Les parties ont été régulièrement averties du jour de l’audience.
Ont été entendus au cours de l’audience publique :
- le rapport de M. Le Fiblec,
- et les conclusions de Mme Torelli, rapporteure publique.
Considérant ce qui suit :
1. Par un arrêté du 3 décembre 2015, le maire de la commune de Busque a radié Mme A des cadres de la fonction publique pour abandon de poste. Par un jugement n° 1601754 du 13 novembre 2018, le tribunal a annulé cet arrêté. Par un arrêté du 15 février 2019 portant reconstitution de carrière de Mme A, et faisant suite à ce jugement, le maire de la commune a indiqué reconstituer la carrière de l’intéressée en précisant que, compte tenu de l’absence de service fait, celle-ci ne percevrait aucune rémunération pour la période du 20 décembre 2015 au 1er juin 2017, date de sa mise à la retraite. Cet arrêté a été notifié à Mme A le 23 février 2019. Par un courrier du 8 avril 2019, reçu le 10 avril suivant, Mme A a sollicité auprès de la commune de Busque le versement d’une somme de 15 588,88 euros en raison du préjudice subi pour absence de traitement, ainsi que le versement d’une somme de 5 000 euros au titre de son préjudice moral. En l’absence de réponse de la commune, une décision implicite de rejet est née le 10 juin 2019.

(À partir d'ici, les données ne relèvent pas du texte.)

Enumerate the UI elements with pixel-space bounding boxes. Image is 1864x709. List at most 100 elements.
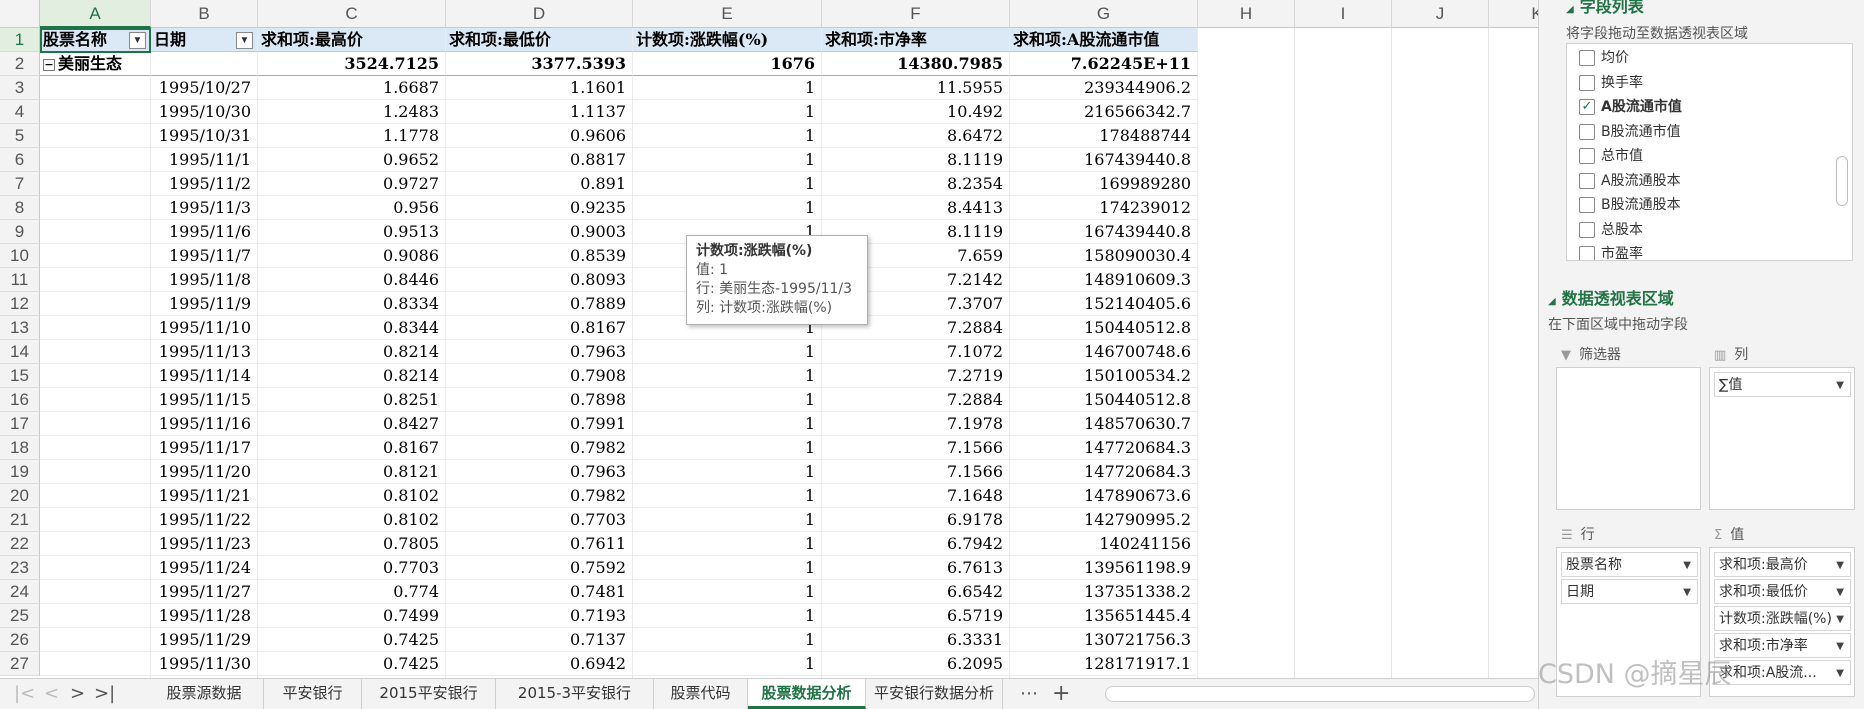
zone-field-chip[interactable]: 求和项:市净率 ▼ [1714,633,1851,658]
value-cell[interactable]: 130721756.3 [1010,628,1198,652]
date-cell[interactable]: 1995/11/15 [151,388,258,412]
row-header-19[interactable]: 19 [0,460,40,484]
sheet-tab[interactable]: 平安银行 [264,679,362,709]
zone-field-chip[interactable]: ∑值 ▼ [1714,372,1851,397]
value-cell[interactable]: 1 [633,340,822,364]
field-item[interactable]: 换手率 [1579,72,1643,94]
value-cell[interactable]: 6.2095 [822,652,1010,676]
row-header-14[interactable]: 14 [0,340,40,364]
value-cell[interactable]: 1 [633,388,822,412]
row-header-4[interactable]: 4 [0,100,40,124]
date-cell[interactable]: 1995/11/21 [151,484,258,508]
date-cell[interactable]: 1995/10/30 [151,100,258,124]
chevron-down-icon[interactable]: ▼ [1836,373,1844,396]
value-cell[interactable]: 0.774 [258,580,446,604]
value-cell[interactable]: 0.8446 [258,268,446,292]
sheet-tab[interactable]: 股票代码 [654,679,748,709]
value-cell[interactable]: 147720684.3 [1010,460,1198,484]
value-cell[interactable]: 1.1778 [258,124,446,148]
zone-field-chip[interactable]: 求和项:最低价 ▼ [1714,579,1851,604]
last-sheet-button[interactable]: >| [94,683,115,704]
value-cell[interactable]: 0.7991 [446,412,633,436]
value-cell[interactable]: 0.9727 [258,172,446,196]
value-cell[interactable]: 10.492 [822,100,1010,124]
row-header-1[interactable]: 1 [0,28,40,52]
value-cell[interactable]: 6.5719 [822,604,1010,628]
value-cell[interactable]: 0.8251 [258,388,446,412]
value-cell[interactable]: 148910609.3 [1010,268,1198,292]
row-header-20[interactable]: 20 [0,484,40,508]
value-cell[interactable]: 169989280 [1010,172,1198,196]
row-header-7[interactable]: 7 [0,172,40,196]
first-sheet-button[interactable]: |< [14,683,35,704]
value-cell[interactable]: 0.9086 [258,244,446,268]
field-item[interactable]: 总市值 [1579,145,1643,167]
date-cell[interactable]: 1995/10/27 [151,76,258,100]
value-cell[interactable]: 1.2483 [258,100,446,124]
row-header-15[interactable]: 15 [0,364,40,388]
value-cell[interactable]: 0.7425 [258,652,446,676]
checkbox-icon[interactable] [1579,172,1595,189]
chevron-down-icon[interactable]: ▼ [1836,607,1844,630]
column-header-b[interactable]: B [151,0,258,28]
chevron-down-icon[interactable]: ▼ [1683,580,1691,603]
value-cell[interactable]: 158090030.4 [1010,244,1198,268]
row-header-17[interactable]: 17 [0,412,40,436]
sheet-tab[interactable]: 2015平安银行 [362,679,496,709]
value-cell[interactable]: 0.8817 [446,148,633,172]
column-header-i[interactable]: I [1295,0,1392,28]
pivot-header-cell[interactable]: 求和项:最低价 [446,28,633,52]
value-cell[interactable]: 0.8539 [446,244,633,268]
value-cell[interactable]: 148570630.7 [1010,412,1198,436]
value-cell[interactable]: 0.8093 [446,268,633,292]
column-header-e[interactable]: E [633,0,822,28]
value-cell[interactable]: 1 [633,484,822,508]
pivot-header-cell[interactable]: 求和项:A股流通市值 [1010,28,1198,52]
pivot-header-cell[interactable]: 计数项:涨跌幅(%) [633,28,822,52]
value-cell[interactable]: 1 [633,652,822,676]
row-header-23[interactable]: 23 [0,556,40,580]
value-cell[interactable]: 1 [633,556,822,580]
value-cell[interactable]: 135651445.4 [1010,604,1198,628]
checkbox-icon[interactable] [1579,123,1595,140]
value-cell[interactable]: 0.9003 [446,220,633,244]
pivot-total-cell[interactable]: 14380.7985 [822,52,1010,76]
value-cell[interactable]: 0.7193 [446,604,633,628]
field-item[interactable]: B股流通股本 [1579,194,1681,216]
date-cell[interactable]: 1995/11/7 [151,244,258,268]
checkbox-icon[interactable] [1579,221,1595,238]
value-cell[interactable]: 7.1566 [822,436,1010,460]
sheet-tab[interactable]: 平安银行数据分析 [866,679,1003,709]
row-header-5[interactable]: 5 [0,124,40,148]
value-cell[interactable]: 11.5955 [822,76,1010,100]
date-cell[interactable]: 1995/11/29 [151,628,258,652]
row-header-6[interactable]: 6 [0,148,40,172]
pivot-total-cell[interactable]: 3377.5393 [446,52,633,76]
checkbox-icon[interactable] [1579,148,1595,164]
value-cell[interactable]: 1 [633,580,822,604]
value-cell[interactable]: 1 [633,532,822,556]
value-cell[interactable]: 7.2719 [822,364,1010,388]
filter-zone[interactable] [1556,367,1701,510]
value-cell[interactable]: 0.8102 [258,508,446,532]
value-cell[interactable]: 0.7963 [446,340,633,364]
column-header-c[interactable]: C [258,0,446,28]
field-list[interactable]: 均价 换手率 ✓ A股流通市值 B股流通市值 总市值 A股流通股本 B股流通股本 总股本 市盈率 [1566,43,1853,261]
row-header-18[interactable]: 18 [0,436,40,460]
value-cell[interactable]: 128171917.1 [1010,652,1198,676]
row-header-12[interactable]: 12 [0,292,40,316]
value-cell[interactable]: 0.8344 [258,316,446,340]
value-cell[interactable]: 167439440.8 [1010,148,1198,172]
row-header-25[interactable]: 25 [0,604,40,628]
value-cell[interactable]: 0.7982 [446,484,633,508]
value-cell[interactable]: 1 [633,412,822,436]
field-item[interactable]: 均价 [1579,47,1629,69]
value-cell[interactable]: 0.7982 [446,436,633,460]
column-header-a[interactable]: A [40,0,151,28]
value-cell[interactable]: 6.7613 [822,556,1010,580]
value-cell[interactable]: 0.9606 [446,124,633,148]
date-cell[interactable]: 1995/11/6 [151,220,258,244]
value-cell[interactable]: 0.8334 [258,292,446,316]
value-cell[interactable]: 0.7425 [258,628,446,652]
value-cell[interactable]: 8.1119 [822,148,1010,172]
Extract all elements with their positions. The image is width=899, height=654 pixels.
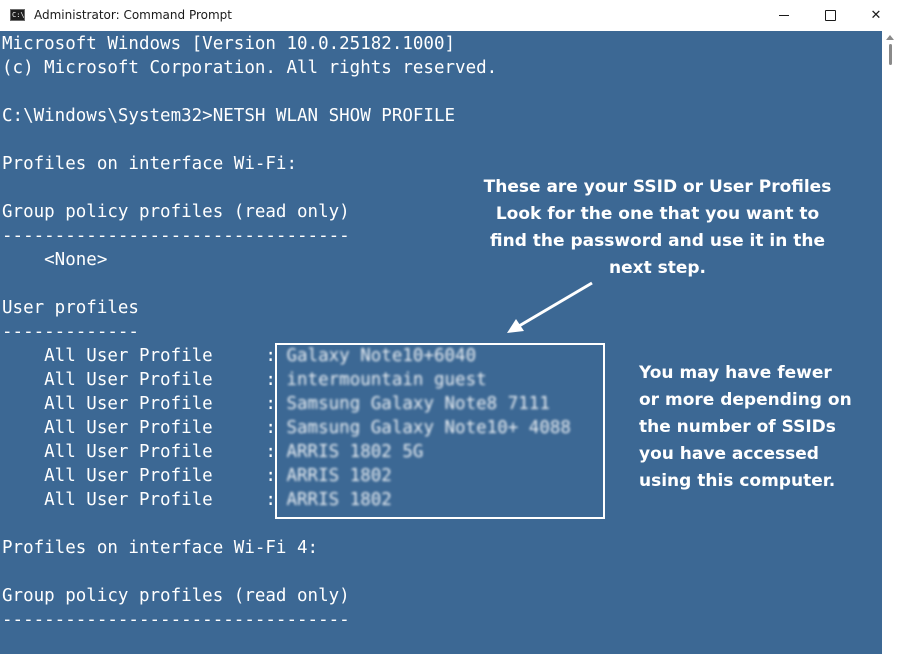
terminal-line: ---------------------------------: [2, 610, 350, 630]
profile-label: All User Profile :: [2, 370, 287, 390]
minimize-icon: [779, 15, 789, 16]
maximize-icon: [824, 10, 836, 21]
annotation-line: next step.: [608, 258, 707, 278]
profile-label: All User Profile :: [2, 466, 287, 486]
terminal-line: Group policy profiles (read only): [2, 586, 350, 606]
annotation-line: using this computer.: [639, 471, 836, 491]
scrollbar-thumb[interactable]: [889, 44, 892, 65]
terminal-line: -------------: [2, 322, 139, 342]
minimize-button[interactable]: [761, 0, 807, 31]
terminal-line: Profiles on interface Wi-Fi:: [2, 154, 298, 174]
command-prompt-icon: C:\.: [10, 9, 29, 21]
profiles-highlight-box: [275, 343, 605, 519]
terminal-output: Microsoft Windows [Version 10.0.25182.10…: [2, 32, 571, 632]
terminal-line: C:\Windows\System32>NETSH WLAN SHOW PROF…: [2, 106, 456, 126]
annotation-count-note: You may have fewer or more depending on …: [639, 360, 879, 495]
annotation-line: or more depending on: [639, 390, 852, 410]
profile-label: All User Profile :: [2, 490, 287, 510]
profile-label: All User Profile :: [2, 394, 287, 414]
annotation-line: the number of SSIDs: [639, 417, 836, 437]
terminal-line: Microsoft Windows [Version 10.0.25182.10…: [2, 34, 456, 54]
terminal-line: (c) Microsoft Corporation. All rights re…: [2, 58, 498, 78]
close-button[interactable]: ✕: [853, 0, 899, 31]
annotation-line: find the password and use it in the: [489, 231, 825, 251]
terminal-line: Profiles on interface Wi-Fi 4:: [2, 538, 319, 558]
annotation-line: You may have fewer: [639, 363, 832, 383]
annotation-line: you have accessed: [639, 444, 819, 464]
window-title: Administrator: Command Prompt: [34, 8, 232, 22]
profile-label: All User Profile :: [2, 418, 287, 438]
terminal-line: User profiles: [2, 298, 139, 318]
annotation-line: These are your SSID or User Profiles: [483, 177, 832, 197]
profile-label: All User Profile :: [2, 346, 287, 366]
scroll-up-arrow-icon[interactable]: [886, 35, 894, 40]
maximize-button[interactable]: [807, 0, 853, 31]
close-icon: ✕: [870, 8, 882, 23]
annotation-line: Look for the one that you want to: [495, 204, 820, 224]
annotation-ssid-note: These are your SSID or User Profiles Loo…: [470, 174, 845, 282]
vertical-scrollbar[interactable]: [882, 31, 899, 654]
title-bar[interactable]: C:\. Administrator: Command Prompt ✕: [0, 0, 899, 31]
profile-label: All User Profile :: [2, 442, 287, 462]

Sur les fins de non-recevoir opposées par la commune :
2. En premier lieu, aux termes des dispositions de l’article R. 421-1 du code de justice administrative : « La juridiction ne peut être saisie que par voie de recours formé contre une décision, et ce, dans les deux mois à partir de la notification ou de la publication de la décision attaquée. / Lorsque la requête tend au paiement d’une somme d’argent, elle n’est recevable qu’après l’intervention de la décision prise par l’administration sur une demande préalablement formée devant elle. (…) »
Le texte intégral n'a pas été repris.